Income also shapes perceptions, though not in a simple linear pattern. Among respondents with family income above ten minimum wages, 63% say poverty is caused by lack of opportunity. Among those earning two to five minimum wages, 55% cite unequal opportunities and 43% cite laziness. Among those earning up to two minimum wages, 58% point to lack of opportunity and 40% blame unwillingness to work.

Professional status produced another split. Entrepreneurs registered the highest share associating poverty with laziness, at 56%. Among public employees, the figure was 28%.

Political Split

The poll also measured responses by presidential vote intention, according to Gazeta do Povo. Among voters for Luiz Inácio Lula da Silva of the Workers’ Party (PT), Brazil’s main center-left party, 28% associate poverty with laziness and 70% cite lack of opportunity.

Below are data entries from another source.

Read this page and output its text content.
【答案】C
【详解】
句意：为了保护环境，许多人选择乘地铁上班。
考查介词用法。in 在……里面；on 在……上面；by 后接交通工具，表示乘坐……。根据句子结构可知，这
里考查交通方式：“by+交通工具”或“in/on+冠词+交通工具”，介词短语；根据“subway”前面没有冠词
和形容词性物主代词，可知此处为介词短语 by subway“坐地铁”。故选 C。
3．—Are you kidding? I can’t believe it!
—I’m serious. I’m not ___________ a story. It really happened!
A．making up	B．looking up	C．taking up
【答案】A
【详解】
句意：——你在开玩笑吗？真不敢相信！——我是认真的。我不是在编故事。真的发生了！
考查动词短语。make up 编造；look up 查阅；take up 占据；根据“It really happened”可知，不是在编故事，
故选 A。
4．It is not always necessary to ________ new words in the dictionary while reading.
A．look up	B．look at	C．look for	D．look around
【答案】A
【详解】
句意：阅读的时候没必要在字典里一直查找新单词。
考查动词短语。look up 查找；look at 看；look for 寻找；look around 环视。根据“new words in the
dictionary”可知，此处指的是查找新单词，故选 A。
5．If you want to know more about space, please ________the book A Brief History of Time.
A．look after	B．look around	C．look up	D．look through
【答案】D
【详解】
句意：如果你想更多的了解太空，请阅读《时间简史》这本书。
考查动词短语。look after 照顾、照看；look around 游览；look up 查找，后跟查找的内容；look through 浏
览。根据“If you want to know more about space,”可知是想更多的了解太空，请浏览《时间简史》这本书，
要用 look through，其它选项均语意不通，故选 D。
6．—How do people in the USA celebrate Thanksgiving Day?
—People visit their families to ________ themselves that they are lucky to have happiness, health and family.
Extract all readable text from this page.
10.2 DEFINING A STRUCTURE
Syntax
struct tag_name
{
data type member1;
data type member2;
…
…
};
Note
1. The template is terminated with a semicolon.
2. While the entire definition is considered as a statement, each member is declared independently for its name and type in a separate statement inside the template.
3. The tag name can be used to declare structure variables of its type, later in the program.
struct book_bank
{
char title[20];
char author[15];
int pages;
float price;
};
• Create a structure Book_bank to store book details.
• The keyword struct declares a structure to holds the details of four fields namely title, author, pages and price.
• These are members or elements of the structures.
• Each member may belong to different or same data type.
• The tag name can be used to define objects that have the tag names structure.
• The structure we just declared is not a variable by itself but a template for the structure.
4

Among voters for Flávio Bolsonaro of the Liberal Party (PL), a right-wing party, 52% attribute poverty to unwillingness to work, while 44% point to unequal opportunities.

The results show a clear shift in public attitudes toward poverty since 2022, while preserving a central tension in Brazilian opinion: most respondents still describe poverty as a problem of opportunity, but a much larger minority now frames it as a matter of individual effort.